A/J mice bearing subcutaneous NXS2 tumors were treated with IT-IC or IV-IC or received no treatment. Mice were sacrificed 4 days post-treatment initiation and tumors underwent flow cytometric analysis. Using flow cytometry, post-treatment tumor NKG2D expression (MFI) on activated natural killer cells (A) and cytotoxic T cells (B) are plotted against each mouse’s percent tumor growth. (C) shows bar graphs of the same data in (A–B). (D) shows, within each mouse’s tumor, the NKG2D expression (MFI) on double positive NKp46+, NKG2A/C/E+ NK cells vs that same animal’s NKG2D MFI on double positive CD8+, NKG2A/C/E+ T cells (x-axis). All panels represent data from 6 independent experiments with an average of 19 mice total within each treatment group.
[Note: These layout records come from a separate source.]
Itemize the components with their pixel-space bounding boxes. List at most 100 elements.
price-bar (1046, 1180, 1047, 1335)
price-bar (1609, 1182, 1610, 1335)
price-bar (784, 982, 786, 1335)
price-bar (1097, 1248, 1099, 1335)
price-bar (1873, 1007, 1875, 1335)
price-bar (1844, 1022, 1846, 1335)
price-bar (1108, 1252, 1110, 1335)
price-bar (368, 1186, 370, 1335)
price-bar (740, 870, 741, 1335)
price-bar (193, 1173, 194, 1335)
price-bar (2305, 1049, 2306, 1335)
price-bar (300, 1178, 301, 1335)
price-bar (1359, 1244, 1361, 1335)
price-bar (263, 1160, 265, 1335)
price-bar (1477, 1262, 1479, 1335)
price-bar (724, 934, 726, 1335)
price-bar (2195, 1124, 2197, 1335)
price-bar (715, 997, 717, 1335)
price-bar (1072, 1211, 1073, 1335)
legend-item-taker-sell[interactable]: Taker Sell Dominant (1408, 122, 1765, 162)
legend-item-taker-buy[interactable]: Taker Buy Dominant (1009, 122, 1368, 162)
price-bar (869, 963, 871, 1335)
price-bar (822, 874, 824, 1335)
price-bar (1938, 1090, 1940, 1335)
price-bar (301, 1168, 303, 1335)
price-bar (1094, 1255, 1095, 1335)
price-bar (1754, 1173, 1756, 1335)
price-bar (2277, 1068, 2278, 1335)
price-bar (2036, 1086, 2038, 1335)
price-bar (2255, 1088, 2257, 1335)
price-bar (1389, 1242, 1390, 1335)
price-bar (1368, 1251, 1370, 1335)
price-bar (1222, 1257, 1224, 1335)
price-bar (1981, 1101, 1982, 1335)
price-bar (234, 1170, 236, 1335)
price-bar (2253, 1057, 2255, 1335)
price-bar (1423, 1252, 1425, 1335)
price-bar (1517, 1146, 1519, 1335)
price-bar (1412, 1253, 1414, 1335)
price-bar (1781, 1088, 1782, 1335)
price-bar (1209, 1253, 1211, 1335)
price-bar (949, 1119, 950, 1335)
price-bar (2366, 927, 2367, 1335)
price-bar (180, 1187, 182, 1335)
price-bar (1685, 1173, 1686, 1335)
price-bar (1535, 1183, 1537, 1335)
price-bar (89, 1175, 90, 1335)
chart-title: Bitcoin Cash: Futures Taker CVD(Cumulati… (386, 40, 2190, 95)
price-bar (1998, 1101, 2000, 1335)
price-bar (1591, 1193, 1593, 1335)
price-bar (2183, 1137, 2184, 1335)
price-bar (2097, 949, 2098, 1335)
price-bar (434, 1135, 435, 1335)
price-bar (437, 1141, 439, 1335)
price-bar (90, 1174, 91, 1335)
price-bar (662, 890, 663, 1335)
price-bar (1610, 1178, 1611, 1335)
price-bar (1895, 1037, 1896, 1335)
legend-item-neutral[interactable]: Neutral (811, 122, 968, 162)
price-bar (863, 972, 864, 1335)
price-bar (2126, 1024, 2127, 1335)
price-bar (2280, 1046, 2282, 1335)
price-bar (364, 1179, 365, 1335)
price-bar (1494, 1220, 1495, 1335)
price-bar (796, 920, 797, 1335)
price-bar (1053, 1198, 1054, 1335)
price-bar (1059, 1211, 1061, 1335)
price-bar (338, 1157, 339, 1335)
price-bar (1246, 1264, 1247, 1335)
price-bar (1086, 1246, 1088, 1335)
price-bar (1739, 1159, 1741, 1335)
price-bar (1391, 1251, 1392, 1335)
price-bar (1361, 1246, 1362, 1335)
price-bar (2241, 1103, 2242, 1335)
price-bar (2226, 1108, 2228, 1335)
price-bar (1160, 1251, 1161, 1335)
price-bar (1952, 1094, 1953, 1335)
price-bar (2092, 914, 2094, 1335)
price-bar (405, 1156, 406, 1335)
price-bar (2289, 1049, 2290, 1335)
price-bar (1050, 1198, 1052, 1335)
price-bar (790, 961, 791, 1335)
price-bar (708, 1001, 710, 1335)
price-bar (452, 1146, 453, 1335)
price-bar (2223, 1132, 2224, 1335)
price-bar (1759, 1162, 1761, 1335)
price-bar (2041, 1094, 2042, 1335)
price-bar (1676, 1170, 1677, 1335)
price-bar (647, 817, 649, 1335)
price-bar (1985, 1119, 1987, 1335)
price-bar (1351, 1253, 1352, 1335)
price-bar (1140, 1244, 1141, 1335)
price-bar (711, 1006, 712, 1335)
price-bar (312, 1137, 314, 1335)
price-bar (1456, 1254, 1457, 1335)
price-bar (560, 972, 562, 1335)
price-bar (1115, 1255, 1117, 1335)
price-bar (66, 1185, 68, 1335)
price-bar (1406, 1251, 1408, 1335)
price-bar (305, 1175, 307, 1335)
Figure 5. Initial Tumor Load Shows an Inhibitory Interaction Effect on Hu14.18-IL2 Treatment and Correlates with Tumor Growth

Four days after randomization and treatment initiation, A/J mice bearing subcutaneous NXS2 were sacrificed for flow cytometric analysis of their tumors. (A) shows individual mouse tumor volumes at the day of randomization (Initial Tumor Volume (mm3)) plotted against Day 4 Tumor Volume. Linear regression models for each treatment group are shown. (B) shows Day 4 Tumor Volume data stratified into four quartiles based on initial tumor volume (separated by 33.9, 76.3, 130.9) as well as three treatment groups. All panels represent data from 11 independent experiments with an average of 48 mice total within each treatment group.